Our laboratory studies the molecular machinery used by cells to interpret extracellular signals and transduce them to the nucleus to effect changes in gene expression. This process is of fundamental biological importance. The accurate response to extracellular signals results in a cell's decision to proliferate, differentiate, or die, and it is critical for normal development and physiology. The disregulation of this machinery underlies the unwarranted expansion or destruction of cell numbers that occurs in human diseases like cancer, autoimmunity, hyperinflammatory states, and neurodegenerative disease.

Currently, we study signaling pathways that are important in innate immunity, adaptive immunity, and in cancer, paying particular attention to pathways that regulate the activity of the pleiotropic transcription factor NF-kB. We are interested in these broad questions:

• What are the biochemical mechanisms of signal transduction?
• How is the input-output specificity determined so that each particular ligand or extracellular cue induces the appropriate cellular response?
• How does the molecular specificity at the atomic level underlie biological specificity at the organismal level?
• How are signaling pathways disregulated in human disease and can we use this knowledge to develop new therapeutics?
• Can we use our understanding of signaling mechanisms to design novel, artificial signaling circuits for research and therapeutic purposes, for example, to control cell fate?

Examples of current projects:

The biochemistry of antigen receptor signaling in B and T lymphocytes.
The activation of NF-kB by antigen receptor engagement is a critical requirement for the activation of lymphocytes in the adaptive immune response. Using a novel expression cloning strategy designed to isolate molecules that signal to NF-kB in lymphocytes, we cloned CARD11, a multiprotein adaptor molecule and member of the MAGUK family of signaling proteins. We demonstrated that CARD11 plays a pathway-specific, factor-specific role in the activation of NF-kB downstream of T cell receptor signaling (Pomerantz, Denny, and Baltimore, 2002). We are currently investigating the biochemical mechanisms by which CARD11 transduces signals from the T cell receptor to NF-kB.
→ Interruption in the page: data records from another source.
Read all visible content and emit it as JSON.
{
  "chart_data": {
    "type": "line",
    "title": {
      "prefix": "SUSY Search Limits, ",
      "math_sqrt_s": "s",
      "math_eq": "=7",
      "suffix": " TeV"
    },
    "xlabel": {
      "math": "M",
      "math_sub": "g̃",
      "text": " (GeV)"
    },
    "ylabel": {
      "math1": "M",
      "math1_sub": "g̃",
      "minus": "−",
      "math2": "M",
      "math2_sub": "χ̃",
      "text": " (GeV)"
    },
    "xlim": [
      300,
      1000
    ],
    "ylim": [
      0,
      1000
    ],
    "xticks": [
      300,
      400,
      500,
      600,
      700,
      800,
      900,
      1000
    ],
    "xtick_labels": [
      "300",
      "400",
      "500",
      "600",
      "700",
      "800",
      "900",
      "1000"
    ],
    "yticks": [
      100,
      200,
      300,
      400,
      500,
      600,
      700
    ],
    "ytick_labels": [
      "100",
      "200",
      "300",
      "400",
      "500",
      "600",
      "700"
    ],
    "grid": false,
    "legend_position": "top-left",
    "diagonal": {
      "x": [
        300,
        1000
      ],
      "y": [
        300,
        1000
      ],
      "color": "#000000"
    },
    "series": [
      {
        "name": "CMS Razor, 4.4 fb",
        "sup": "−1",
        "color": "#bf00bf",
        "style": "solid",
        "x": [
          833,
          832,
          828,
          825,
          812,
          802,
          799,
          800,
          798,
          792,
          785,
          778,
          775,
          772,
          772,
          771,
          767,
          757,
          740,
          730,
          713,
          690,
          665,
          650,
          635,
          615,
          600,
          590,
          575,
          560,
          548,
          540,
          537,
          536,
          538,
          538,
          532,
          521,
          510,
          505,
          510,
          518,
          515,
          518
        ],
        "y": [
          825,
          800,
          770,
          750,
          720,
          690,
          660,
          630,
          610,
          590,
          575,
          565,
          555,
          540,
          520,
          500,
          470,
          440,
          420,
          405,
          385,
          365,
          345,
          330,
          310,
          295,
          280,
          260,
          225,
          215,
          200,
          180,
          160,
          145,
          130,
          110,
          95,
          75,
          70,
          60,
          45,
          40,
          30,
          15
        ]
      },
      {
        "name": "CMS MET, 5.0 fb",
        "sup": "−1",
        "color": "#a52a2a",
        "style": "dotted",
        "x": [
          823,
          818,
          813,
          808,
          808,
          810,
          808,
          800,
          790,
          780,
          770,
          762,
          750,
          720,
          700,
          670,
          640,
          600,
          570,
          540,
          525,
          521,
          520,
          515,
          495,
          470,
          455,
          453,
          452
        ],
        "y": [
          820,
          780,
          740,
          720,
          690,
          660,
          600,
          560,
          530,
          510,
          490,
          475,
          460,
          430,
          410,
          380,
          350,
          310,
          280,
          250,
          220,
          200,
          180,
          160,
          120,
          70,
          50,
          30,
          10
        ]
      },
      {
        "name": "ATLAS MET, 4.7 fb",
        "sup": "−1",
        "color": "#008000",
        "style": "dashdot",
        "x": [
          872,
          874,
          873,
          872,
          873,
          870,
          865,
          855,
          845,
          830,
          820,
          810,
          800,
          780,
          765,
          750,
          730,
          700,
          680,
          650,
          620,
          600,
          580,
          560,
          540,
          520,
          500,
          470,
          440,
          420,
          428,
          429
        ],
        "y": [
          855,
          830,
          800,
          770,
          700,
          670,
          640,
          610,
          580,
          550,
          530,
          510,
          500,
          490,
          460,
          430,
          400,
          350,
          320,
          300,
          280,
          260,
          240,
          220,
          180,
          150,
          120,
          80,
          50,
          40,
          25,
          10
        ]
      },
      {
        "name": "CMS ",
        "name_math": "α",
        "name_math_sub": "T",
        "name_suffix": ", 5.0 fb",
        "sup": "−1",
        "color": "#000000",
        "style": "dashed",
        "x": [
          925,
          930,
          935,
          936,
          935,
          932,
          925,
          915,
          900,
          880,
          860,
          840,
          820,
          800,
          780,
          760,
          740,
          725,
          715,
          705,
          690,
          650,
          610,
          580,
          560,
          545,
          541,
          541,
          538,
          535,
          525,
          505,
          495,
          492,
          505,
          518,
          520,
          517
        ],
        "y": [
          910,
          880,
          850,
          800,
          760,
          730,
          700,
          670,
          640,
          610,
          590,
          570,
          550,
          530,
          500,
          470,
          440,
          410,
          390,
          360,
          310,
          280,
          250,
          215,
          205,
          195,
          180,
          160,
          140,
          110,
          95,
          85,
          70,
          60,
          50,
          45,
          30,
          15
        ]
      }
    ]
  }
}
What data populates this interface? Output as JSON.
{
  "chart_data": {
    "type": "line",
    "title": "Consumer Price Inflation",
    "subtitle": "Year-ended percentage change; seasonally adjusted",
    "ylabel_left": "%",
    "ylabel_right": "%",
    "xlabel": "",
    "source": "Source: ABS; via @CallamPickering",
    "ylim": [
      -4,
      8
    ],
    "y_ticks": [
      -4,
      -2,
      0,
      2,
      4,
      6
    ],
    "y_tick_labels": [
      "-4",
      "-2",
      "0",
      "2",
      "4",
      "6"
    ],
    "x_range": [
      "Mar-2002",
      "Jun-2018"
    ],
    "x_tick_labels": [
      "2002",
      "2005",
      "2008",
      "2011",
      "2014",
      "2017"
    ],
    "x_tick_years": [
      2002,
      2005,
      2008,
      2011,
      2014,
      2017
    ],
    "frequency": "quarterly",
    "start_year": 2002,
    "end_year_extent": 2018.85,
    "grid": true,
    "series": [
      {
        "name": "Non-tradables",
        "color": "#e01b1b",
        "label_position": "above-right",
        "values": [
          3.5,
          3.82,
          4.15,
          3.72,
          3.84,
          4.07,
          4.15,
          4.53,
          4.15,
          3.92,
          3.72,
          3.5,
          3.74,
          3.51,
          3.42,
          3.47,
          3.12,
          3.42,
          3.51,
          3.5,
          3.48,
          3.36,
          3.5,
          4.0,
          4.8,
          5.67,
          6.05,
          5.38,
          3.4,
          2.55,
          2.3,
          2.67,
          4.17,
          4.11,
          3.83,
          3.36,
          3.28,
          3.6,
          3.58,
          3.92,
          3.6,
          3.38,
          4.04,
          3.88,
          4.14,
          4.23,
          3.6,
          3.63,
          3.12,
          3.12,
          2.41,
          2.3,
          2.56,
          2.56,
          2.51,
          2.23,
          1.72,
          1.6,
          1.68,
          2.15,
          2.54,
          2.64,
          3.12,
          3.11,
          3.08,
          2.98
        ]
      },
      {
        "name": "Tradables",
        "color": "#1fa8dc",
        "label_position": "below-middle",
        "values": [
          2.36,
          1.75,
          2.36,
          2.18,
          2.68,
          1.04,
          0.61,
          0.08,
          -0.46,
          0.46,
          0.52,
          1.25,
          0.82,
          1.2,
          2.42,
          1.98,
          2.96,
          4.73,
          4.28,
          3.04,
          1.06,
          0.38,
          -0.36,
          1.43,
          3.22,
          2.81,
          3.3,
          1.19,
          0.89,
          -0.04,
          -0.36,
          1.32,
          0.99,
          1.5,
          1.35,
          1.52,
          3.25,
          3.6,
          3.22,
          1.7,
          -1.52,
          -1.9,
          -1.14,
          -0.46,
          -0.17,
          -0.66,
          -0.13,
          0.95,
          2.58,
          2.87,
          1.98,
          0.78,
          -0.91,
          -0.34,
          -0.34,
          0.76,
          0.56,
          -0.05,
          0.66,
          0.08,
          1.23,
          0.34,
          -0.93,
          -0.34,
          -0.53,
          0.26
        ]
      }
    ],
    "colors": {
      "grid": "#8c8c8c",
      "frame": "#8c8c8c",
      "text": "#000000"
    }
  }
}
Expression cloning of signaling molecules that regulate NF-kB, NFAT, and other transcription factors.
We have used our expression cloning strategy (Pomerantz, Denny, and Baltimore, 2002) to clone several novel signaling molecules that signal the activation of the NF-kB or NFAT transcription factors. We will study their biological roles and characterize their mechanisms of action. We are also investigating whether our protocol is adaptable for the isolation of signaling molecules that regulate other transcription factors that influence the decision to proliferate, differentiate, or die, and that are disregulated in human disease.

Design of novel signal transduction pathways for cell engineering.
We are interested in testing our understanding of signal transduction by applying mechanistic insights toward the design of novel artificial cellular circuits. Our goal is to develop heterologous circuitry that would provide new tools for controlling gene expression to be used in biological research and to engineer cell fate decisions in novel therapeutic approaches.